It was different certainly. The book called _Silence_ would not
now be the same book that it would have been. He would then put down his
pencil and stare in front of him, and wonder in what respects the world
was different--it had, perhaps, more solidity, more coherence, more
importance, greater depth. Why, even the earth sometimes seemed to him
very deep; not carved into hills and cities and fields, but heaped in
great masses. He would look out of the window for ten minutes at a time;
but no, he did not care for the earth swept of human beings. He liked
human beings--he liked them, he suspected, better than Rachel did. There
she was, swaying enthusiastically over her music, quite forgetful of
him,--but he liked that quality in her. He liked the impersonality which
it produced in her. At last, having written down a series of little
sentences, with notes of interrogation attached to them, he observed
aloud, "'Women--'under the heading Women I've written:
"'Not really vainer than men. Lack of self-confidence at the base of
most serious faults. Dislike of own sex traditional, or founded on fact?

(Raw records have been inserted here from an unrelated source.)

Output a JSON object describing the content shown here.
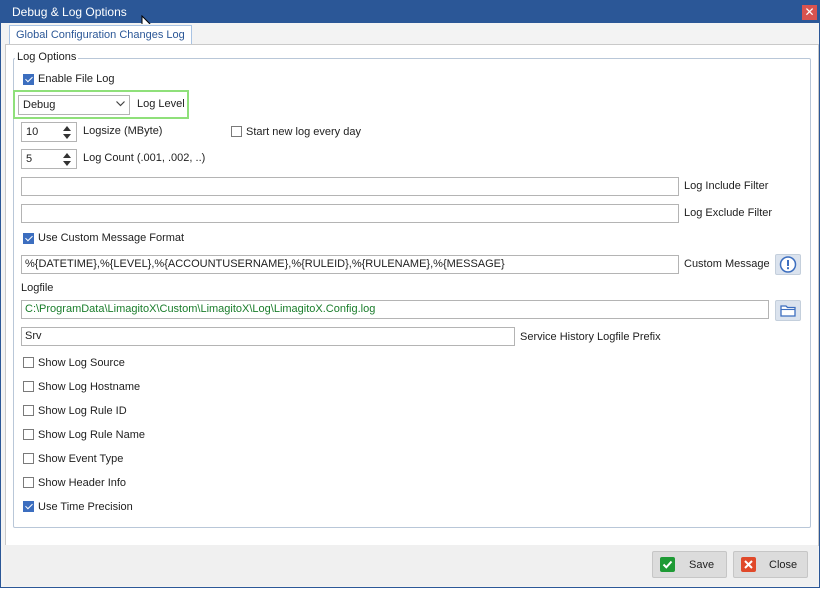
{
  "window": {
    "title": "Debug & Log Options",
    "close_glyph": "✕"
  },
  "tabs": [
    {
      "label": "Global Configuration Changes Log"
    }
  ],
  "group": {
    "title": "Log Options"
  },
  "enable_file_log": {
    "label": "Enable File Log",
    "checked": true
  },
  "log_level": {
    "value": "Debug",
    "label": "Log Level"
  },
  "logsize": {
    "value": "10",
    "label": "Logsize (MByte)"
  },
  "start_new_log": {
    "label": "Start new log every day",
    "checked": false
  },
  "log_count": {
    "value": "5",
    "label": "Log Count (.001, .002, ..)"
  },
  "include_filter": {
    "value": "",
    "label": "Log Include Filter"
  },
  "exclude_filter": {
    "value": "",
    "label": "Log Exclude Filter"
  },
  "use_custom_format": {
    "label": "Use Custom Message Format",
    "checked": true
  },
  "custom_message": {
    "value": "%{DATETIME},%{LEVEL},%{ACCOUNTUSERNAME},%{RULEID},%{RULENAME},%{MESSAGE}",
    "label": "Custom Message"
  },
  "logfile": {
    "label": "Logfile",
    "value": "C:\\ProgramData\\LimagitoX\\Custom\\LimagitoX\\Log\\LimagitoX.Config.log"
  },
  "service_prefix": {
    "value": "Srv",
    "label": "Service History Logfile Prefix"
  },
  "options": [
    {
      "label": "Show Log Source",
      "checked": false
    },
    {
      "label": "Show Log Hostname",
      "checked": false
    },
    {
      "label": "Show Log Rule ID",
      "checked": false
    },
    {
      "label": "Show Log Rule Name",
      "checked": false
    },
    {
      "label": "Show Event Type",
      "checked": false
    },
    {
      "label": "Show Header Info",
      "checked": false
    },
    {
      "label": "Use Time Precision",
      "checked": true
    }
  ],
  "buttons": {
    "save": "Save",
    "close": "Close"
  },
  "colors": {
    "titlebar": "#2b5797",
    "accent": "#3c6ebf",
    "highlight": "#8fe07a",
    "path_text": "#1a7d2b"
  }
}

Every woman not so much a rake at heart, as an optimist, because they
don't think.' What do you say, Rachel?" He paused with his pencil in his
hand and a sheet of paper on his knee.
Rachel said nothing. Up and up the steep spiral of a very late Beethoven
sonata she climbed, like a person ascending a ruined staircase,
energetically at first, then more laboriously advancing her feet with
effort until she could go no higher and returned with a run to begin at
the very bottom again.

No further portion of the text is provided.